Paseo por la Villa Olímpica. Las ráfagas de viento fresco
azotan mi rostro. El día es muy claro y el aire que va anunciando la llegada
del invierno está calmado. En el horizonte azul el cielo abraza la inmensidad
del mar. Surge en mi mente el recuerdo de mis padres; mi pensamiento navega más
allá del horizonte. El abismo del mar con el cielo me evoca el abrazo de mi
padre a mi madre, ambos fundiéndose en la eternidad.
Cuando se casaron llegaron a ser una sola carne. Ahora serán
una sola alma, transparente a los ojos de Dios. Mis recuerdos ensanchan el
horizonte, mi mente se abre y me dejo llevar, no solo por el viento que me
azota el rostro, sino por un soplo interior que me empuja hacia el infinito.
Allí donde ya no puedo verlos, Dios corona sus vidas.
Unas vidas azarosas, intensas, apasionadas. Eran dos esposos
que se amaban, se entregaron y quisieron eternizar su aventura. Joaquín se fue
antes, en busca de nuevas oportunidades. Y misteriosamente, antes de partir
hacia Sevilla, donde trabajaba, quiso prolongar unos días su estancia en el
pueblo. Algo lo hizo demorarse, como si quisiera apurar los últimos abrazos con
su esposa. Quizás algo en su interior lo advertía de su trágico destino. Unos
días más tarde, un infarto le arrancó la vida, desplomándolo al suelo junto al
puerto del Guadalquivir. Quedó tendido de espaldas, con la mirada hacia el
cielo y la mano en un panecillo que guardaba en el bolsillo de su chaqueta.
Lejos de su esposa Paula, así quedaron truncados dos sueños:
el del padre muerto y el de la madre que estaba gestando en su vientre otra
vida. Con el corazón roto y sin aliento, la joven esposa afrontó el golpe que
marcaría el resto de su vida. El brillo de sus ojos se apagó. Con cuatro hijos
pequeños tuvo que sacar fuerzas de flaqueza para luchar contra el desánimo y no
rendirse. Él quedó yaciendo en tierra, con la mirada perdida en el cielo; ella
tuvo que mirar hacia el frente para no eclipsar su futuro y el de sus hijos.
Dos corazones dejaron de vibrar juntos. La soledad de la joven esposa y la
ausencia de cariño aumentaron en ella el instinto de supervivencia. Y se abrió
camino, pese al vacío vital que le hacía sentir su enorme fragilidad.

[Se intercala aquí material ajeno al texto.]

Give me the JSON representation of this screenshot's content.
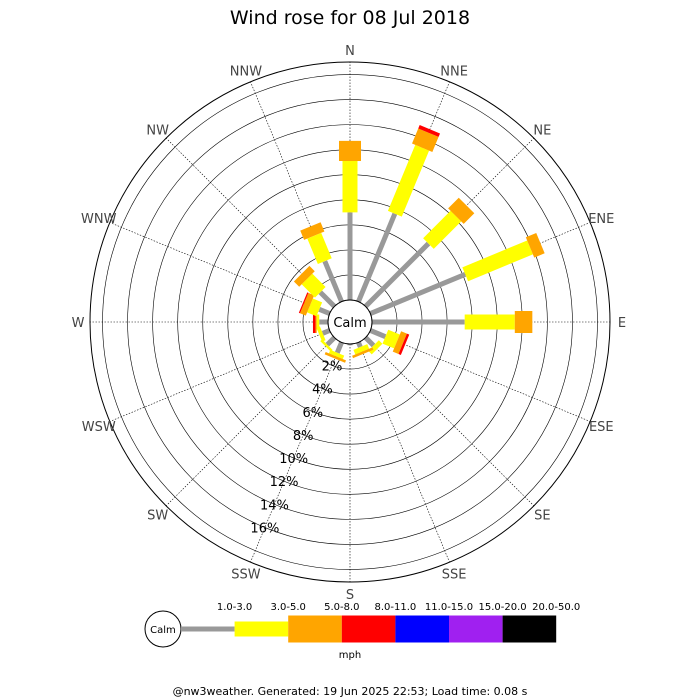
{
  "chart_data": {
    "type": "wind-rose",
    "title": "Wind rose for 08 Jul 2018",
    "directions": [
      "N",
      "NNE",
      "NE",
      "ENE",
      "E",
      "ESE",
      "SE",
      "SSE",
      "S",
      "SSW",
      "SW",
      "WSW",
      "W",
      "WNW",
      "NW",
      "NNW"
    ],
    "radial_max": 19,
    "radial_ticks": [
      2,
      4,
      6,
      8,
      10,
      12,
      14,
      16
    ],
    "radial_tick_labels": [
      "2%",
      "4%",
      "6%",
      "8%",
      "10%",
      "12%",
      "14%",
      "16%"
    ],
    "center_label": "Calm",
    "unit_label": "mph",
    "speed_bins": [
      {
        "label": "1.0-3.0",
        "color": "#999999"
      },
      {
        "label": "3.0-5.0",
        "color": "#ffff00"
      },
      {
        "label": "5.0-8.0",
        "color": "#ffa500"
      },
      {
        "label": "8.0-11.0",
        "color": "#ff0000"
      },
      {
        "label": "11.0-15.0",
        "color": "#0000ff"
      },
      {
        "label": "15.0-20.0",
        "color": "#a020f0"
      },
      {
        "label": "20.0-50.0",
        "color": "#000000"
      }
    ],
    "series": [
      {
        "bin": "1.0-3.0",
        "values": [
          7.0,
          7.6,
          7.1,
          8.2,
          7.4,
          1.3,
          0.9,
          0.4,
          0.1,
          0.9,
          0.8,
          0.6,
          0.7,
          0.9,
          1.6,
          3.5
        ]
      },
      {
        "bin": "3.0-5.0",
        "values": [
          4.1,
          5.7,
          3.1,
          5.6,
          4.0,
          1.0,
          0.4,
          0.4,
          0.0,
          0.3,
          0.2,
          0.3,
          0.2,
          0.8,
          1.5,
          2.2
        ]
      },
      {
        "bin": "5.0-8.0",
        "values": [
          1.6,
          1.3,
          1.2,
          0.9,
          1.4,
          0.5,
          0.0,
          0.2,
          0.0,
          0.2,
          0.0,
          0.0,
          0.1,
          0.5,
          0.6,
          0.8
        ]
      },
      {
        "bin": "8.0-11.0",
        "values": [
          0.0,
          0.3,
          0.0,
          0.0,
          0.0,
          0.2,
          0.0,
          0.0,
          0.0,
          0.0,
          0.0,
          0.0,
          0.2,
          0.1,
          0.0,
          0.0
        ]
      },
      {
        "bin": "11.0-15.0",
        "values": [
          0,
          0,
          0,
          0,
          0,
          0,
          0,
          0,
          0,
          0,
          0,
          0,
          0,
          0,
          0,
          0
        ]
      },
      {
        "bin": "15.0-20.0",
        "values": [
          0,
          0,
          0,
          0,
          0,
          0,
          0,
          0,
          0,
          0,
          0,
          0,
          0,
          0,
          0,
          0
        ]
      },
      {
        "bin": "20.0-50.0",
        "values": [
          0,
          0,
          0,
          0,
          0,
          0,
          0,
          0,
          0,
          0,
          0,
          0,
          0,
          0,
          0,
          0
        ]
      }
    ],
    "grid": true
  },
  "footer": "@nw3weather. Generated: 19 Jun 2025 22:53; Load time: 0.08 s"
}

En el cielo, tres hijos, fallecidos apenas recién nacidos,
abrazaban a su padre, aquel hombre de tez morena y frente ancha, y de corazón
todavía más grande, que pudo reencontrarse con sus bebés. La tristeza en la
tierra se mezclaba con la alegría en el cielo; la angustia de la joven madre
sola con el sosiego del joven padre que volvía a contemplar la belleza de sus
hijos convertidos en ángeles.
Medio siglo más tarde, cuando la vida de ella se iba
apagando lentamente, él, desde el cielo, iba preparando el encuentro
definitivo. Durante sesenta años Paula vivió sin ver a su esposo amado,
intentando olvidar a sus hijos perdidos. El día de su muerte, el fulgor del sol
presagiaba algo nuevo: un momento largamente esperado. Por fin los dos esposos
volverían a estar juntos. Esta vez, para siempre.
En mi corazón siempre he tenido una certeza: de manera
misteriosa, sin saber cómo, mi padre ha ejercido su paternidad sin las
limitaciones humanas ni las barreras del tiempo. Y ahora, cuando cierro los
ojos para respirar, sé que los dos estarán juntos en el cielo y recogerán mis
anhelos. Serán dos buenos intercesores ante Dios. Me ayudarán a colmar mis
deseos de plenitud sacerdotal y protegerán a los hijos que quedamos aquí.
De vuelta a casa, dos rayos de sol atraviesan una espesa
nube. Dos almas luminosas me saludan. El lenguaje de la belleza es el lenguaje
de Dios. Con esa luz me dicen que están con él.